Os EUA parecem apostar na vitória do golpe de estado no Brasil. O silêncio da Casa Branca neste caso é tão revelador quanto a embaixadora que foi nomeada para o nosso país depois de conduzir o golpe no Paraguai. Rússia e China observam, mas tudo indica que Pequim e Moscou não aprovam inteiramente a destruição da democracia brasileira, pois foi justamente ela que permitiu o crescimento das relações diplomáticas e comerciais entre o Brasil e aqueles dois países.

A construção do BRICS parece incomodar os EUA, principalmente depois que o novo bloco criou um banco que rivaliza com o FMI. Em razão de sua arquitetura este novo banco não pode ser controlado pelos EUA nem utilizado para impor políticas em favor do “povo do mercado”. Se o golpe de estado parlamentar-midiático-jurídico for bem sucedido, a missão atribuída a José Serra pelo Tio Sam será, segundo tem se dito, destruir este novo banco. O papel do Brasil dentro dos BRICS está sendo superestimado pelos golpistas e subestimado pelo governo?

Se o Brasil for retirado do novo bloco em razão da vitória do “povo do mercado”, o povo brasileiro será empobrecido, mas não sentirá imediatamente os efeitos da destruição do novo banco. De qualquer maneira, os demais países que compõe o bloco continuarão RICS e seus povos da Rússia, Índia, China e África do Sul (mais da metade da população mundial) não ficarão mais desprotegidos diante da ganância privada que vai “desdemocratizando” as democracias ocidentais em favor da tirania do mercado.
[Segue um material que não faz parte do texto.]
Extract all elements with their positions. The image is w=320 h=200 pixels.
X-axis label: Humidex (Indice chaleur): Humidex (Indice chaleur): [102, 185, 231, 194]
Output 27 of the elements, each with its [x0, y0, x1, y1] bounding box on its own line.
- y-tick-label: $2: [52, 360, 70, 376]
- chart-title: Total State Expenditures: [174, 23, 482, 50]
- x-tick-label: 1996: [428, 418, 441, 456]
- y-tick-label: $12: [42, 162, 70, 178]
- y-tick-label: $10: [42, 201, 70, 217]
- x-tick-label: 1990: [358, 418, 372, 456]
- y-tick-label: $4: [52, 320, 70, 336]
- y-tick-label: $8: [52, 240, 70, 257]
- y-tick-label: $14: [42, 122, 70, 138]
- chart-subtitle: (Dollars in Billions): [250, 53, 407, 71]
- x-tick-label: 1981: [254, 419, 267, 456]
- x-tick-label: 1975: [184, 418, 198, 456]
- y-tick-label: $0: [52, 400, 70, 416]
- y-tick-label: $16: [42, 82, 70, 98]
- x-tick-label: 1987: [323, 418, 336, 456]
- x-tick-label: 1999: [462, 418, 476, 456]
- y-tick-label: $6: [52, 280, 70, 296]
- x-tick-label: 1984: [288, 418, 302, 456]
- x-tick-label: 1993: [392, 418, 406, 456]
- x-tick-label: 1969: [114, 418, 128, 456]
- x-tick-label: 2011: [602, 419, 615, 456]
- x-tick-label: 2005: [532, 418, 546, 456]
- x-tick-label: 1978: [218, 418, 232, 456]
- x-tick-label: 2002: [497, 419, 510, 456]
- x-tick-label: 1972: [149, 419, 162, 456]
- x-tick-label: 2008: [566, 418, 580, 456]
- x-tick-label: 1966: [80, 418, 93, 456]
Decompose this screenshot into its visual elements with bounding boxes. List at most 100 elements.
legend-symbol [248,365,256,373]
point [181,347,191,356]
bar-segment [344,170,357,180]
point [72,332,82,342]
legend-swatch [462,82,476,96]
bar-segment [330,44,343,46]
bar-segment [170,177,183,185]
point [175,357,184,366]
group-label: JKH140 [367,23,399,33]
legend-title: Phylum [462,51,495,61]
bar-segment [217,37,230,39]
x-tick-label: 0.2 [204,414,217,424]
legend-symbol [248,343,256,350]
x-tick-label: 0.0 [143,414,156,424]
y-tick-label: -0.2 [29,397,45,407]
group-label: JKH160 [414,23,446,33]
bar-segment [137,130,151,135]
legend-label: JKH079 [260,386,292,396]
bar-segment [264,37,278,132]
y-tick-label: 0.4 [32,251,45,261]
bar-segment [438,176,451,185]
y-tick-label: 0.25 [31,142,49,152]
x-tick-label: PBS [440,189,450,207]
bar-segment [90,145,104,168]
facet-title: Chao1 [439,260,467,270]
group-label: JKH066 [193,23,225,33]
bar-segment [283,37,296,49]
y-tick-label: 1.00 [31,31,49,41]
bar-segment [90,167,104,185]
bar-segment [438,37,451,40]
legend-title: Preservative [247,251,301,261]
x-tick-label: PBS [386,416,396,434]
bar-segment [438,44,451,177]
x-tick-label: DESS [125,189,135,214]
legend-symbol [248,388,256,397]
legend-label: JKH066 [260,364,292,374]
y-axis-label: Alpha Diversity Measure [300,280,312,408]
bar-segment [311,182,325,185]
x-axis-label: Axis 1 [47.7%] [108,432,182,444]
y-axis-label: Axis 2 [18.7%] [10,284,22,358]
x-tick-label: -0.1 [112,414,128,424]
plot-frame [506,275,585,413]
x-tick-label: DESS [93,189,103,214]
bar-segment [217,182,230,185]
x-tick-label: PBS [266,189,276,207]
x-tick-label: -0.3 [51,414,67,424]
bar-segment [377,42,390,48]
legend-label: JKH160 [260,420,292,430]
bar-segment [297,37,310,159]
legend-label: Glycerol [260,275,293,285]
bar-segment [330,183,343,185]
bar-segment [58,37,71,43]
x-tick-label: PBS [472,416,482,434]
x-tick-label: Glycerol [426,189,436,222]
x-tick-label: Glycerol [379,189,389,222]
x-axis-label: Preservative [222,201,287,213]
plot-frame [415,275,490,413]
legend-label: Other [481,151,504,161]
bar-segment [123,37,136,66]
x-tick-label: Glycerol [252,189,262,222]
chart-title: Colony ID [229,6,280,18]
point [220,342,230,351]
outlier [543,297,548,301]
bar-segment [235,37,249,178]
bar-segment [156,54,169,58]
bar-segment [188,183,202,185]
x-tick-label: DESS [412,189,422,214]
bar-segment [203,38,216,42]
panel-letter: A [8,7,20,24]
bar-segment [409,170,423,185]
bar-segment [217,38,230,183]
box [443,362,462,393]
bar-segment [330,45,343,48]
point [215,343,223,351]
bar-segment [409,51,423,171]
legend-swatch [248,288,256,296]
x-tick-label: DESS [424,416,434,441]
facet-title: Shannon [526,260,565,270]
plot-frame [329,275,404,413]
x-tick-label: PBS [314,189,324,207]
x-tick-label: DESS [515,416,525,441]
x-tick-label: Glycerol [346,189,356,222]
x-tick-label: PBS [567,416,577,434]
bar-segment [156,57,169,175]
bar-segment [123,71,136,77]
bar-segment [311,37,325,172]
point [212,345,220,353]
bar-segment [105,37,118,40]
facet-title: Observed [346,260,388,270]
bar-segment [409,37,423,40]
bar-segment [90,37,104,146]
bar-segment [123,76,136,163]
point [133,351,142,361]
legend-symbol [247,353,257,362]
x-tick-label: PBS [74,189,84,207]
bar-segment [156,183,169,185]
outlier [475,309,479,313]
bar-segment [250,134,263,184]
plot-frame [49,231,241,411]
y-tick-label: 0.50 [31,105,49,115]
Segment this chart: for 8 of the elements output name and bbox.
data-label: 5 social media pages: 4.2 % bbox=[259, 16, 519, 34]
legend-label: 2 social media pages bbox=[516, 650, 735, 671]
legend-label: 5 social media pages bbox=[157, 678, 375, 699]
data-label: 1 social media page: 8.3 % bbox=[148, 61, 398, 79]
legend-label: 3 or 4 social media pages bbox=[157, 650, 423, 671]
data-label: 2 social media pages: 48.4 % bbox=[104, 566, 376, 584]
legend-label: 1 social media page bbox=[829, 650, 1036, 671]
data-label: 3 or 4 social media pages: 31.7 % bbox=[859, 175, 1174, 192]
A China é credora dos EUA. O Kremlin rivaliza em poder militar com a Casa Branca. A interferência dos EUA no Brasil pode e deve ser contrabalançada, pelo menos até a normalização da situação política, mediante a tributação dos ricos e a destruição dos monopólios jornalísticos que se colocaram a favor do “povo do mercado” e contra o povo brasileiro. O PT vai exigir dos BRICS garantias maiores ao governo Dilma Rousseff? Como disse a Emir Sader pelo Twitter há alguns dias. Se eu for obrigado a escolher entre duas tiranias rejeitarei enfaticamente a ditadura mercado. Não faço parte de nenhuma comunidade financeira de interesses privados, mas nasci e continuarei sendo brasileiro.